2021 Award "Best Practice in Citizen Participation"
15th Edition 2021
Supports are subject to the following rules:
- You can support up to 5 proposals.
Deliberative commissions in the French-speaking Parliament of Brussels
A deliberative commission is a place for debate between parliamentarians and citizens chosen by lot (¼ of parliamentarians, ¾ of citizens). A deliberative commission can be convened to deal with a theme that can be proposed either by one or more political groups or by a citizen who introduces a citizen suggestion.
The selection of citizens is done by a double draw. The drawing of lots makes it possible to involve people who are far from participation and decision-making. The draw is made via the national register numbers of Brussels citizens. Residents of the Brussels-Capital Region who are 16 years of age or older are eligible for the draw. There are no exclusion criteria based on nationality or length of residence. During the first draw, 10,000 letters are sent to the Brussels women selected at random. The second draw is then carried out among the respondents to the first draw. This second draw selects the participants who will sit in the Parliament during the deliberative committees as well as their substitutes. It serves to compensate for inequalities in participation and takes into account the following socio-demographic criteria: gender, age, geographical distribution, language, level of education.
The deliberation process is divided into three stages: the information phase, the deliberative phase and the voting phase. These three stages are preceded by a preparatory phase.

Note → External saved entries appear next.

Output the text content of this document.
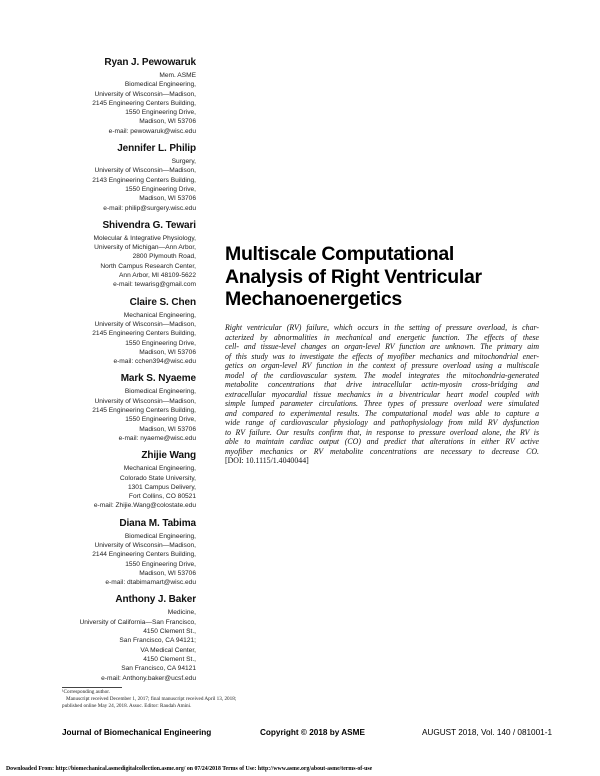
Ryan J. Pewowaruk
Mem. ASME
Biomedical Engineering,
University of Wisconsin—Madison,
2145 Engineering Centers Building,
1550 Engineering Drive,
Madison, WI 53706
e-mail: pewowaruk@wisc.edu
Jennifer L. Philip
Surgery,
University of Wisconsin—Madison,
2143 Engineering Centers Building,
1550 Engineering Drive,
Madison, WI 53706
e-mail: philip@surgery.wisc.edu
Shivendra G. Tewari
Molecular & Integrative Physiology,
University of Michigan—Ann Arbor,
2800 Plymouth Road,
North Campus Research Center,
Ann Arbor, MI 48109-5622
e-mail: tewarisg@gmail.com
Claire S. Chen
Mechanical Engineering,
University of Wisconsin—Madison,
2145 Engineering Centers Building,
1550 Engineering Drive,
Madison, WI 53706
e-mail: cchen394@wisc.edu
Mark S. Nyaeme
Biomedical Engineering,
University of Wisconsin—Madison,
2145 Engineering Centers Building,
1550 Engineering Drive,
Madison, WI 53706
e-mail: nyaeme@wisc.edu
Zhijie Wang
Mechanical Engineering,
Colorado State University,
1301 Campus Delivery,
Fort Collins, CO 80521
e-mail: Zhijie.Wang@colostate.edu
Diana M. Tabima
Biomedical Engineering,
University of Wisconsin—Madison,
2144 Engineering Centers Building,
1550 Engineering Drive,
Madison, WI 53706
e-mail: dtabimamart@wisc.edu
Anthony J. Baker
Medicine,
University of California—San Francisco,
4150 Clement St.,
San Francisco, CA 94121;
VA Medical Center,
4150 Clement St.,
San Francisco, CA 94121
e-mail: Anthony.baker@ucsf.edu
Multiscale Computational
Analysis of Right Ventricular
Mechanoenergetics
Right ventricular (RV) failure, which occurs in the setting of pressure overload, is char-
acterized by abnormalities in mechanical and energetic function. The effects of these
cell- and tissue-level changes on organ-level RV function are unknown. The primary aim
of this study was to investigate the effects of myofiber mechanics and mitochondrial ener-
getics on organ-level RV function in the context of pressure overload using a multiscale
model of the cardiovascular system. The model integrates the mitochondria-generated
metabolite concentrations that drive intracellular actin-myosin cross-bridging and
extracellular myocardial tissue mechanics in a biventricular heart model coupled with
simple lumped parameter circulations. Three types of pressure overload were simulated
and compared to experimental results. The computational model was able to capture a
wide range of cardiovascular physiology and pathophysiology from mild RV dysfunction
to RV failure. Our results confirm that, in response to pressure overload alone, the RV is
able to maintain cardiac output (CO) and predict that alterations in either RV active
myofiber mechanics or RV metabolite concentrations are necessary to decrease CO.
[DOI: 10.1115/1.4040044]
¹Corresponding author.
Manuscript received December 1, 2017; final manuscript received April 13, 2018;
published online May 24, 2018. Assoc. Editor: Raudah Amini.
Journal of Biomechanical Engineering	Copyright © 2018 by ASME	AUGUST 2018, Vol. 140 / 081001-1
Downloaded From: http://biomechanical.asmedigitalcollection.asme.org/ on 07/24/2018 Terms of Use: http://www.asme.org/about-asme/terms-of-use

Following the second draw, an information session on the process for participants and parliamentarians is planned. The purpose of this briefing is to explain the different stages of the process, with a particular focus on the publicity of the debates and the question of anonymity, and to examine any specific support that may be required. Particular attention is paid to four target groups that are less likely to respond: young people, people furthest from participation and decision-making, people with disabilities and people with young children. Specific information sessions and other measures are planned for these groups.

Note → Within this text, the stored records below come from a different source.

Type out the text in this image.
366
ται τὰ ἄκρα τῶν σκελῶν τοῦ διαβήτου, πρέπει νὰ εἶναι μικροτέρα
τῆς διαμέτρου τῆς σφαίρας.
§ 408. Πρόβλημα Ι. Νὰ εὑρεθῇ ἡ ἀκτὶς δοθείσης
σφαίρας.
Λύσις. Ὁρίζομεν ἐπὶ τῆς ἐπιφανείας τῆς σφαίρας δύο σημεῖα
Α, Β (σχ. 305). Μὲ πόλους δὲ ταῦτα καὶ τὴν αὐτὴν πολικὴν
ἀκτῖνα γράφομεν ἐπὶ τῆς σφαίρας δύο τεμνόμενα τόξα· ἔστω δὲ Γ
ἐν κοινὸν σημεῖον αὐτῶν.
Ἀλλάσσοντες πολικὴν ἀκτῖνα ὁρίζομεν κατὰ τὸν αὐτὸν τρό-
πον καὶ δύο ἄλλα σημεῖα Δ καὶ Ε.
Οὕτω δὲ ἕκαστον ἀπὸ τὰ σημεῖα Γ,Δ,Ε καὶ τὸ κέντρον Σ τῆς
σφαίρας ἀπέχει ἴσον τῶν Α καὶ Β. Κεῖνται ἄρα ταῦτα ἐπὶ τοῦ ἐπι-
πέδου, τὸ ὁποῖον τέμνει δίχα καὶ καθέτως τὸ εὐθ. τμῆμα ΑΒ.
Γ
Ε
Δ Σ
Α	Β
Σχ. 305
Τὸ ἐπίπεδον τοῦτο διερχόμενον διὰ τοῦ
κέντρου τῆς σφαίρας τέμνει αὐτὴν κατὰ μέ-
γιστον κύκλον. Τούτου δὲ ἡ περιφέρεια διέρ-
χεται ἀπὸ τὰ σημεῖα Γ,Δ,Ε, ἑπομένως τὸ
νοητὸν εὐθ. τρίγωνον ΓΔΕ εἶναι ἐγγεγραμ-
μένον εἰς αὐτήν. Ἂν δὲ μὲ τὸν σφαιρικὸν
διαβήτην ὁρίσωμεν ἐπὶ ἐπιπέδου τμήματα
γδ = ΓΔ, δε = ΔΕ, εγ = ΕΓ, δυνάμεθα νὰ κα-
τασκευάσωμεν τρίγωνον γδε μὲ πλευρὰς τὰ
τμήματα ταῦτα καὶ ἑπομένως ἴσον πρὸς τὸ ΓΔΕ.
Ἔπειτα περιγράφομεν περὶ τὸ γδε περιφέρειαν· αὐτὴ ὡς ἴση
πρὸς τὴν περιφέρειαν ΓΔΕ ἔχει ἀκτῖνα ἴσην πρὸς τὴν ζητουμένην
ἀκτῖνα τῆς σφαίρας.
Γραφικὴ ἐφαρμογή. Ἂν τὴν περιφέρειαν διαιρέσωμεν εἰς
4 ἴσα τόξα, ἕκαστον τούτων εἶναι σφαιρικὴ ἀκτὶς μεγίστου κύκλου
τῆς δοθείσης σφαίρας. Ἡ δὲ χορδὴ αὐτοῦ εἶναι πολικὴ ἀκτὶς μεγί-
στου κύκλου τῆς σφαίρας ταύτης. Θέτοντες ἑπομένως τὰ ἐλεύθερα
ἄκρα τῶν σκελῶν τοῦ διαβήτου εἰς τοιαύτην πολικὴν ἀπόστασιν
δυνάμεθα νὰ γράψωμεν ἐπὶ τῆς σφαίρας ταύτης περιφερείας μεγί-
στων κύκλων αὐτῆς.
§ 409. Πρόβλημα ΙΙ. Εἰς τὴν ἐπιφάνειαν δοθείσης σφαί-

At the first meetings, experts present a fact sheet to the participants and parliamentarians. Hearings of various actors are organised to contribute to the appropriation and knowledge of the subject.
Then, the deliberation phase separates the participants into small groups to allow them to deliberate and formulate recommendations that will then be shared.
After several meetings of the deliberative committee, parliamentarians and citizens together propose recommendations that will be dealt with in the parliament. The recommendations may lead to legislation, questions to the government and thus guide political decisions. Within 6 months after the end of the deliberative commission, the parliamentarians who participated in the deliberative commission are obliged to follow up on the recommendations, which will be presented publicly to the citizens who participated in the deliberative commission and published on the platform democratie.brussels.